Porportuk n’ignorait pas qu’il jouait avec le feu. Mais il se résolut à aller jusqu’au bout et répondit :
— Aussi n’est-ce pas à El-Sou que je parle. C’est à mon chien. Et je lui ordonne de me suivre.
Il s’avança, comme pour s’emparer d’El-Sou, et la saisit par le bras. Elle l’arrêta d’un geste.
— Pas si vite, Porportuk ! Tu achètes un chien. Le chien s’enfuit. Tant pis pour toi. Je suis ton chien, mais si je me sauvais...
— En tant que possesseur du chien, je te battrais.
— Oui, quand tu l’aurais attrapé...
— Quand je l’aurais attrapé.
— Eh bien, attrape-moi !
Il bondit vers elle. Mais, plus rapide, elle l’évita et se mit, en riant, à courir autour de la table.
— Arrête-la ! ordonna Porportuk à l’homme qui tenait le fusil et se trouvait du même côté qu’El-Sou.
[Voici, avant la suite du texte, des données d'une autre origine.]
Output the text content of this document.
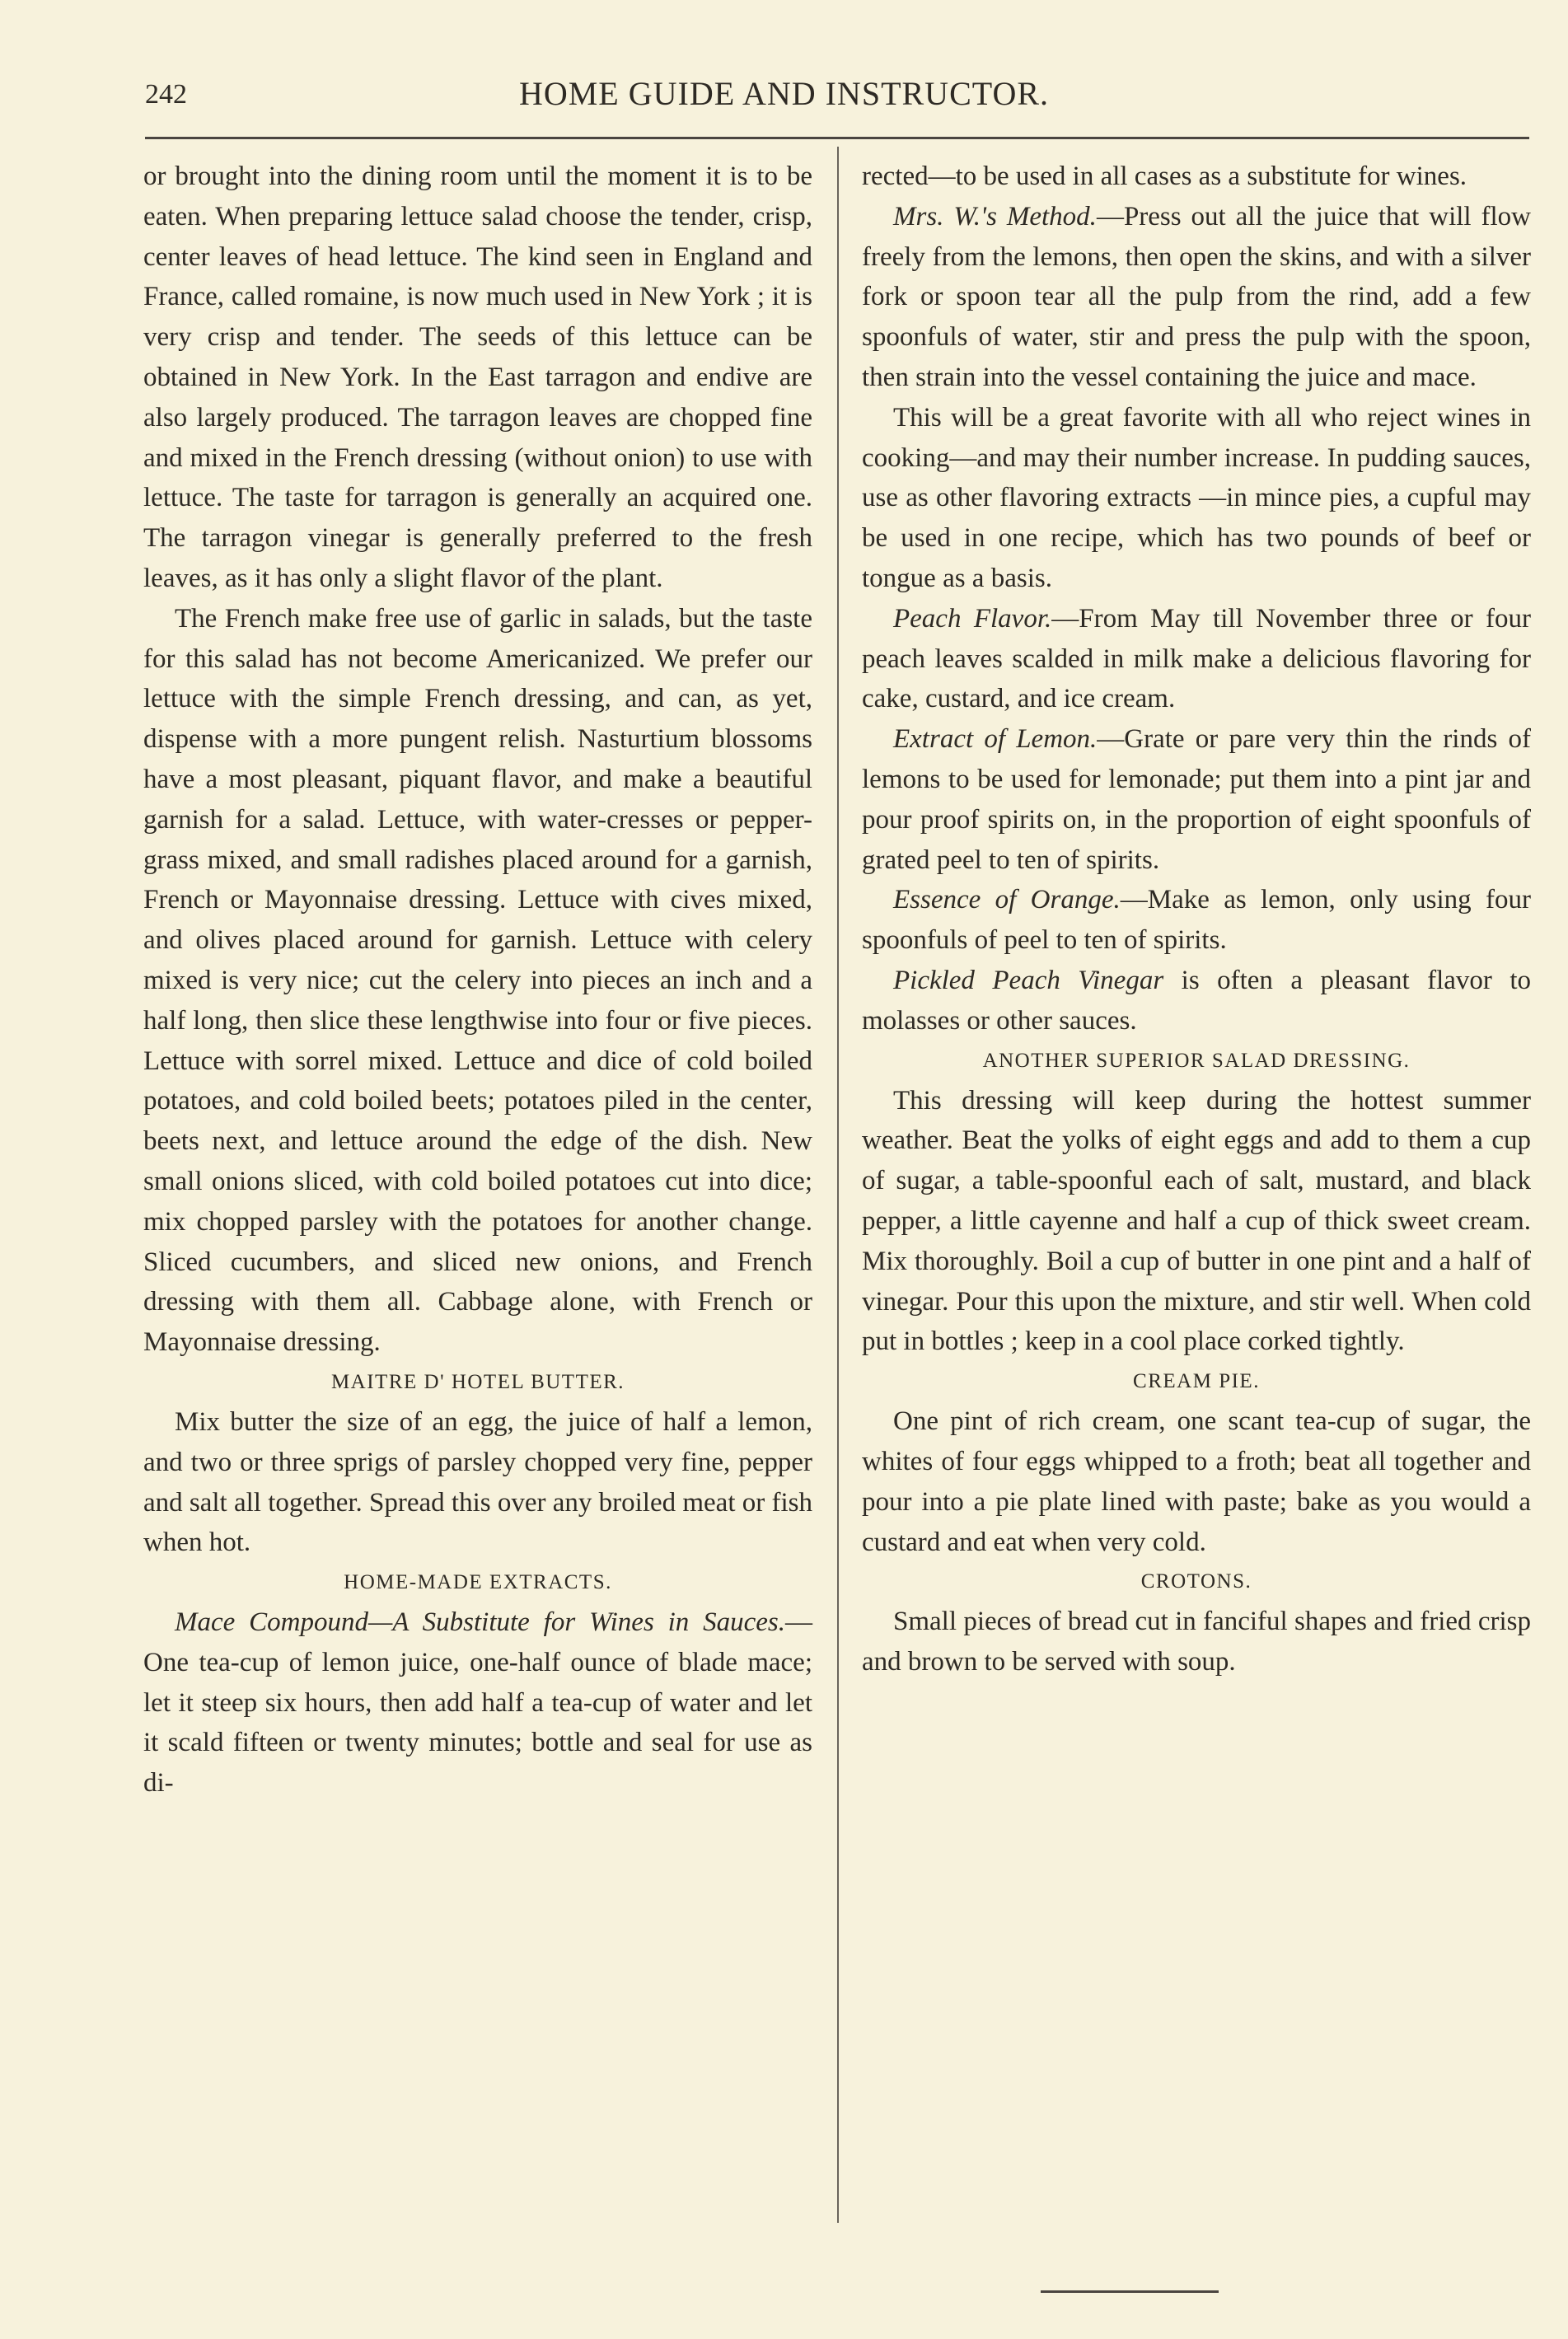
242	HOME GUIDE AND INSTRUCTOR.

or brought into the dining room until the moment it is to be eaten. When preparing lettuce salad choose the tender, crisp, center leaves of head lettuce. The kind seen in England and France, called romaine, is now much used in New York ; it is very crisp and tender. The seeds of this lettuce can be obtained in New York. In the East tarragon and endive are also largely produced. The tarragon leaves are chopped fine and mixed in the French dressing (without onion) to use with lettuce. The taste for tarragon is generally an acquired one. The tarragon vinegar is generally preferred to the fresh leaves, as it has only a slight flavor of the plant.

The French make free use of garlic in salads, but the taste for this salad has not become Americanized. We prefer our lettuce with the simple French dressing, and can, as yet, dispense with a more pungent relish. Nasturtium blossoms have a most pleasant, piquant flavor, and make a beautiful garnish for a salad. Lettuce, with water-cresses or pepper-grass mixed, and small radishes placed around for a garnish, French or Mayonnaise dressing. Lettuce with cives mixed, and olives placed around for garnish. Lettuce with celery mixed is very nice; cut the celery into pieces an inch and a half long, then slice these lengthwise into four or five pieces. Lettuce with sorrel mixed. Lettuce and dice of cold boiled potatoes, and cold boiled beets; potatoes piled in the center, beets next, and lettuce around the edge of the dish. New small onions sliced, with cold boiled potatoes cut into dice; mix chopped parsley with the potatoes for another change. Sliced cucumbers, and sliced new onions, and French dressing with them all. Cabbage alone, with French or Mayonnaise dressing.

MAITRE D' HOTEL BUTTER.

Mix butter the size of an egg, the juice of half a lemon, and two or three sprigs of parsley chopped very fine, pepper and salt all together. Spread this over any broiled meat or fish when hot.

HOME-MADE EXTRACTS.

Mace Compound—A Substitute for Wines in Sauces.—One tea-cup of lemon juice, one-half ounce of blade mace; let it steep six hours, then add half a tea-cup of water and let it scald fifteen or twenty minutes; bottle and seal for use as di-

rected—to be used in all cases as a substitute for wines.

Mrs. W.'s Method.—Press out all the juice that will flow freely from the lemons, then open the skins, and with a silver fork or spoon tear all the pulp from the rind, add a few spoonfuls of water, stir and press the pulp with the spoon, then strain into the vessel containing the juice and mace.

This will be a great favorite with all who reject wines in cooking—and may their number increase. In pudding sauces, use as other flavoring extracts —in mince pies, a cupful may be used in one recipe, which has two pounds of beef or tongue as a basis.

Peach Flavor.—From May till November three or four peach leaves scalded in milk make a delicious flavoring for cake, custard, and ice cream.

Extract of Lemon.—Grate or pare very thin the rinds of lemons to be used for lemonade; put them into a pint jar and pour proof spirits on, in the proportion of eight spoonfuls of grated peel to ten of spirits.

Essence of Orange.—Make as lemon, only using four spoonfuls of peel to ten of spirits.

Pickled Peach Vinegar is often a pleasant flavor to molasses or other sauces.

ANOTHER SUPERIOR SALAD DRESSING.

This dressing will keep during the hottest summer weather. Beat the yolks of eight eggs and add to them a cup of sugar, a table-spoonful each of salt, mustard, and black pepper, a little cayenne and half a cup of thick sweet cream. Mix thoroughly. Boil a cup of butter in one pint and a half of vinegar. Pour this upon the mixture, and stir well. When cold put in bottles ; keep in a cool place corked tightly.

CREAM PIE.

One pint of rich cream, one scant tea-cup of sugar, the whites of four eggs whipped to a froth; beat all together and pour into a pie plate lined with paste; bake as you would a custard and eat when very cold.

CROTONS.

Small pieces of bread cut in fanciful shapes and fried crisp and brown to be served with soup.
L’homme voulut obéir. Mais le Roi indien le terrassa, incontinent, d’un coup de poing, bien appliqué sur l’oreille. L’homme chancela et lâcha le fusil, qui résonna sur le sol. L’instant, pour Akoun, était propice de tuer Porportuk. Il ne bougea pas, cependant, et la poursuite reprit.
Porportuk était vieux, sans doute. Mais la sobriété de ses mœurs l’avait conservé en bonne forme. Au lieu de courir autour de la table, il passa, d’un saut, au-dessus d’elle. El-Sou, surprise, recula en poussant un cri d’effroi. Elle était prise, sans Tommy, qui allongea fort opportunément un croc-en-jambe à Porportuk, lequel trébucha et s’étala par terre, de tout son long.
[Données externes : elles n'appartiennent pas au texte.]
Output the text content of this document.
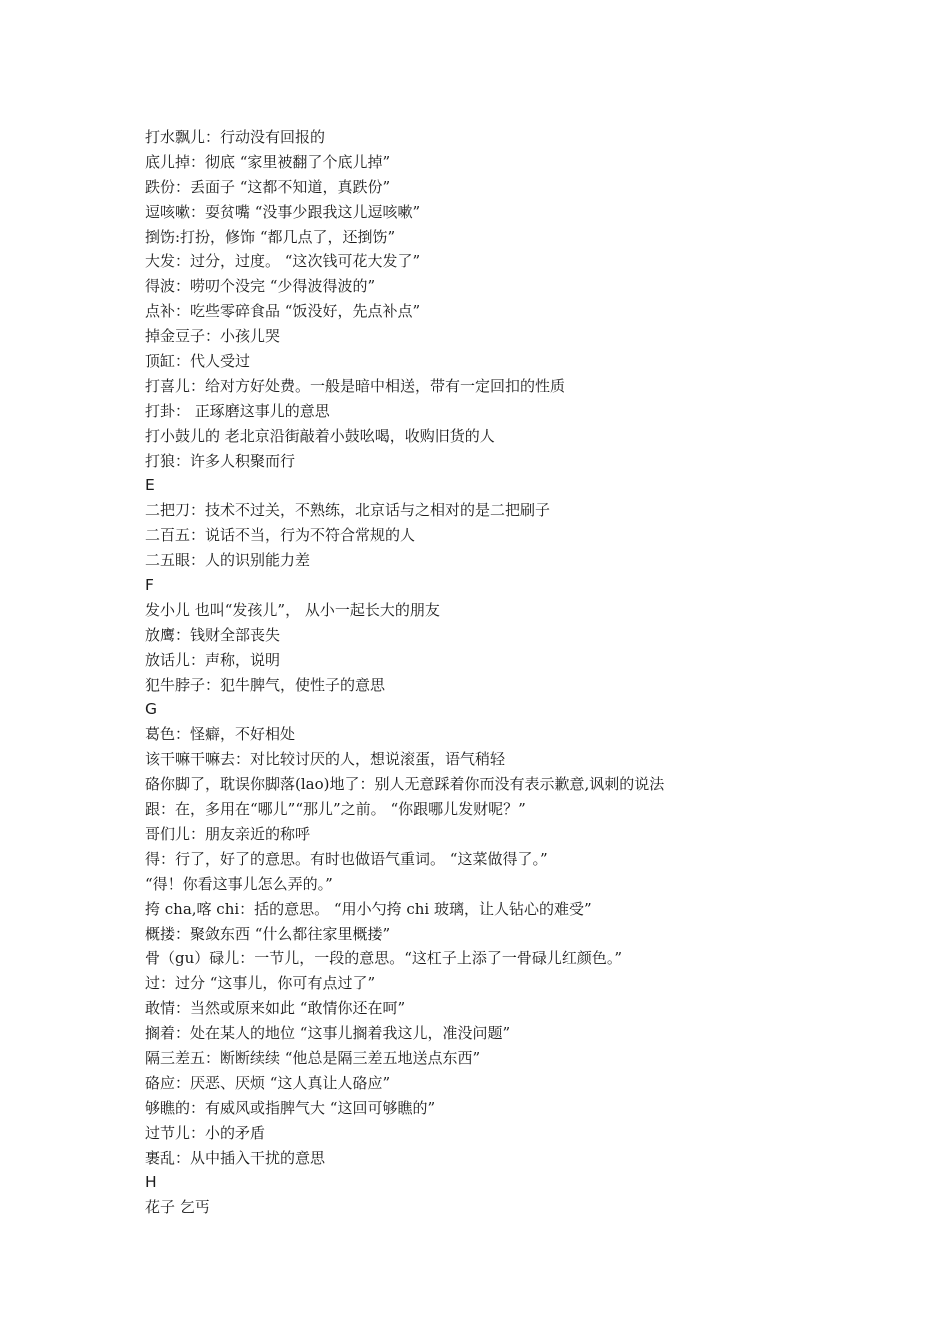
打水飘儿：行动没有回报的
底儿掉：彻底 “家里被翻了个底儿掉”
跌份：丢面子 “这都不知道，真跌份”
逗咳嗽：耍贫嘴 “没事少跟我这儿逗咳嗽”
捯饬:打扮，修饰 “都几点了，还捯饬”
大发：过分，过度。 “这次钱可花大发了”
得波：唠叨个没完 “少得波得波的”
点补：吃些零碎食品 “饭没好，先点补点”
掉金豆子：小孩儿哭
顶缸：代人受过
打喜儿：给对方好处费。一般是暗中相送，带有一定回扣的性质
打卦： 正琢磨这事儿的意思
打小鼓儿的 老北京沿街敲着小鼓吆喝，收购旧货的人
打狼：许多人积聚而行
E
二把刀：技术不过关，不熟练，北京话与之相对的是二把刷子
二百五：说话不当，行为不符合常规的人
二五眼：人的识别能力差
F
发小儿 也叫“发孩儿”， 从小一起长大的朋友
放鹰：钱财全部丧失
放话儿：声称，说明
犯牛脖子：犯牛脾气，使性子的意思
G
葛色：怪癖，不好相处
该干嘛干嘛去：对比较讨厌的人，想说滚蛋，语气稍轻
硌你脚了，耽误你脚落(lao)地了：别人无意踩着你而没有表示歉意,讽刺的说法
跟：在，多用在“哪儿”“那儿”之前。 “你跟哪儿发财呢？”
哥们儿：朋友亲近的称呼
得：行了，好了的意思。有时也做语气重词。 “这菜做得了。”
“得！你看这事儿怎么弄的。”
挎 cha,喀 chi：括的意思。 “用小勺挎 chi 玻璃，让人钻心的难受”
概搂：聚敛东西 “什么都往家里概搂”
骨（gu）碌儿：一节儿，一段的意思。“这杠子上添了一骨碌儿红颜色。”
过：过分 “这事儿，你可有点过了”
敢情：当然或原来如此 “敢情你还在呵”
搁着：处在某人的地位 “这事儿搁着我这儿，准没问题”
隔三差五：断断续续 “他总是隔三差五地送点东西”
硌应：厌恶、厌烦 “这人真让人硌应”
够瞧的：有威风或指脾气大 “这回可够瞧的”
过节儿：小的矛盾
裹乱：从中插入干扰的意思
H
花子 乞丐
El-Sou se remit à courir et Porportuk, s’étant prestement relevé, se lança ses trousses.
— Allons, attrape-moi ! lui criait El-Sou, railleuse et tournant sa tête, de temps à autre, par-dessus son épaule.
Elle était agile et légère et, comme elle s’était, pour la vente, vêtue à la mode indienne, aucune jupe n’embarrassait ses jambes. Mais Porportuk détalait non moins rapidement, avec un acharnement sauvage. Il avait, en des temps anciens, été le plus fort coureur de tous les jeunes gens de son âge. Quelque chose lui en était resté et il serrait de près la jeune fille. Toujours elle lui échappait pourtant, se pliant, souple et flexible comme un saule, et décrivant des courbes savantes. En sorte qu’au moment où Porportuk croyait la saisir, elle filait entre ses doigts crochus.
La foule s’était égaillée, en grande joie et en grand tumulte, tandis que la chasse se continuait à travers le camp indien, qui était voisin du Poste. On voyait alternativement El-Sou paraître et disparaître entre les tentes, suivie de près ou de loin par Porportuk, qui courait de droite, courait de gauche, bondissait de l’avant ou de l’arrière, pareil à un chien efflanqué, haletant après un gibier. El-Sou semblait voler. Finalement, tous deux disparurent au-delà du camp, dans la proche forêt.
Akoun, durant ce temps, ne semblait point autrement ému. En dépit des quolibets des gens du Poste et des Indiens, qui lui reprochaient sa passivité, il mangea, but et s’endormit comme de coutume.
Porportuk reparut seul, vingt-quatre heures plus tard. Il était harassé et furieux. Il ne parla à personne, sauf à Akoun, à qui, pour passer sa colère, il tenta de chercher querelle. Mais Akoun haussa les épaules et, lui tournant le dos, s’éloigna. Porportuk ne se tint pas, cependant, pour battu. Sans s’attarder plus longtemps à Tana-Naw, il enrôla une demi-douzaine de jeunes Indiens, réputés parmi les meilleurs trappeurs du campement et, se mettant à leur tête, s’enfonça derechef dans la forêt.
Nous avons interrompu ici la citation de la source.